Il est contradictoire de recruter aujourd'hui des contractuel.le.s pour pourvoir des postes vacants alors que 2 130 suppressions d'emplois sont imposées à la DGFiP pour 2019 !!

Cette réforme s'effectue dans les pires conditions, « à l'arrache », en toute improvisation, et la DGFiP est prête à tout pour désintoxiquer les guichets et les centres d'appel des flots de questionnements et de problèmes à venir, sans considération pour la maltraitance subie par les collègues quant à leurs conditions de travail.

Dans les Pyrénées-Orientales, les agents et agents qui ont mené des actions fortes depuis plus de 2 ans sont excédés. En sous-effectif chronique (4 agentes sur 8), le service d'accueil de Perpignan doit faire face, depuis fin août, à l'afflux de plus de 1 000 personnes par jour, dans des conditions où les incivilités, les injures et l'exaspération des contribuables sont au sommet.
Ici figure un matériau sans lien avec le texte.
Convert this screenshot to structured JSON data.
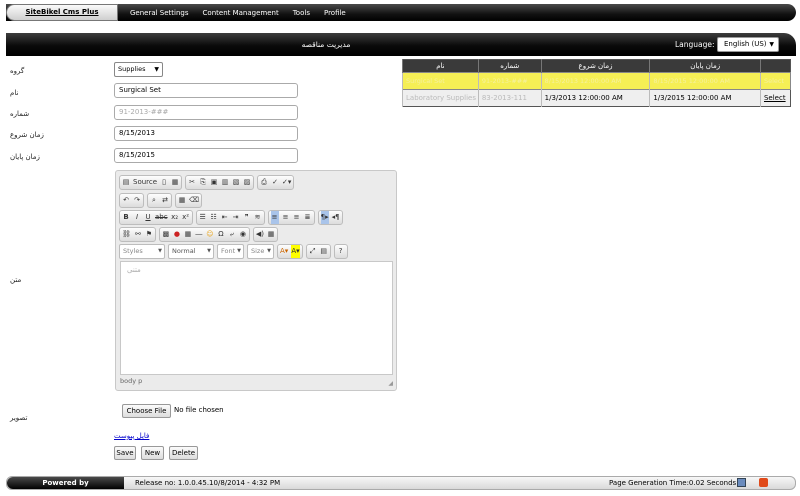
{
  "topbar": {
    "brand": "SiteBikel Cms Plus",
    "menu": [
      "General Settings",
      "Content Management",
      "Tools",
      "Profile"
    ]
  },
  "titlebar": {
    "title": "مديريت مناقصه",
    "language_label": "Language:",
    "language_value": "English (US)"
  },
  "form": {
    "group_label": "گروه",
    "group_value": "Supplies",
    "name_label": "نام",
    "name_value": "Surgical Set",
    "number_label": "شماره",
    "number_value": "91-2013-###",
    "start_label": "زمان شروع",
    "start_value": "8/15/2013",
    "end_label": "زمان پايان",
    "end_value": "8/15/2015",
    "text_label": "متن",
    "image_label": "تصویر",
    "choose_file": "Choose File",
    "no_file": "No file chosen",
    "attachment_link": "فایل پیوست",
    "save": "Save",
    "new": "New",
    "delete": "Delete"
  },
  "editor": {
    "source": "Source",
    "styles": "Styles",
    "format": "Normal",
    "font": "Font",
    "size": "Size",
    "content": "متنی",
    "status_path": "body  p"
  },
  "grid": {
    "headers": [
      "نام",
      "شماره",
      "زمان شروع",
      "زمان پايان",
      ""
    ],
    "rows": [
      {
        "name": "Surgical Set",
        "number": "91-2013-###",
        "start": "8/15/2013 12:00:00 AM",
        "end": "8/15/2015 12:00:00 AM",
        "action": "Select"
      },
      {
        "name": "Laboratory Supplies",
        "number": "83-2013-111",
        "start": "1/3/2013 12:00:00 AM",
        "end": "1/3/2015 12:00:00 AM",
        "action": "Select"
      }
    ]
  },
  "footer": {
    "powered": "Powered by",
    "release": "Release no: 1.0.0.45.10/8/2014 - 4:32 PM",
    "generation": "Page Generation Time:0.02  Seconds"
  },
  "colors": {
    "selected_row": "#f5ef55",
    "bar_dark": "#000000"
  }
}
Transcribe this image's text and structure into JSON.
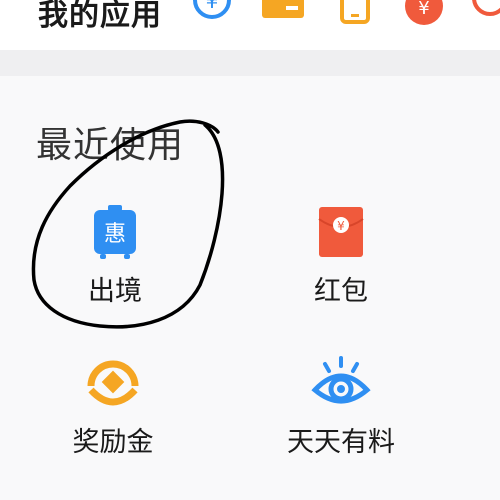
{
  "my_apps": {
    "title": "我的应用",
    "icons": [
      {
        "name": "yuan-exchange-icon",
        "glyph": "¥"
      },
      {
        "name": "card-icon"
      },
      {
        "name": "phone-icon"
      },
      {
        "name": "money-bag-icon",
        "glyph": "¥"
      },
      {
        "name": "red-circle-icon"
      }
    ]
  },
  "recent": {
    "title": "最近使用",
    "apps": [
      {
        "label": "出境",
        "icon": "luggage-icon",
        "glyph": "惠",
        "color": "#2f8ff2"
      },
      {
        "label": "红包",
        "icon": "red-envelope-icon",
        "glyph": "¥",
        "color": "#f05a3c"
      },
      {
        "label": "奖励金",
        "icon": "reward-coin-icon",
        "color": "#f5a623"
      },
      {
        "label": "天天有料",
        "icon": "eye-icon",
        "color": "#2f8ff2"
      }
    ]
  },
  "colors": {
    "accent_blue": "#2f8ff2",
    "accent_red": "#f05a3c",
    "accent_orange": "#f5a623",
    "annotation": "#000000"
  }
}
Les agentes et agents, en très grande souffrance, ont fait valoir leur droit de retrait ce qui a conduit la direction à fermer l'accueil au public pendant 3 jours.
Malgré la tenue d'un CHSCT spécial, la couverture par la presse locale, la visite attendue de l'inspection du travail, le directeur n'a apporté que des solutions ponctuelles, non pérennes et loin d'assurer les agentes et agents de sa compréhension face à leurs problèmes, il n'a affiché qu'un mépris total.
Aujourd'hui, les personnels de l'ensemble du site de Perpignan réunis en assemblée générale, en présence de la Direction, ont décidé d'une action de grève reconductible des agentes et agents de l'accueil dès demain. Ils demandent les moyens nécessaires à l'exercice de leurs missions et attendent du CTR emploi du 11 décembre l'arrêt immédiat des suppressions d'emplois.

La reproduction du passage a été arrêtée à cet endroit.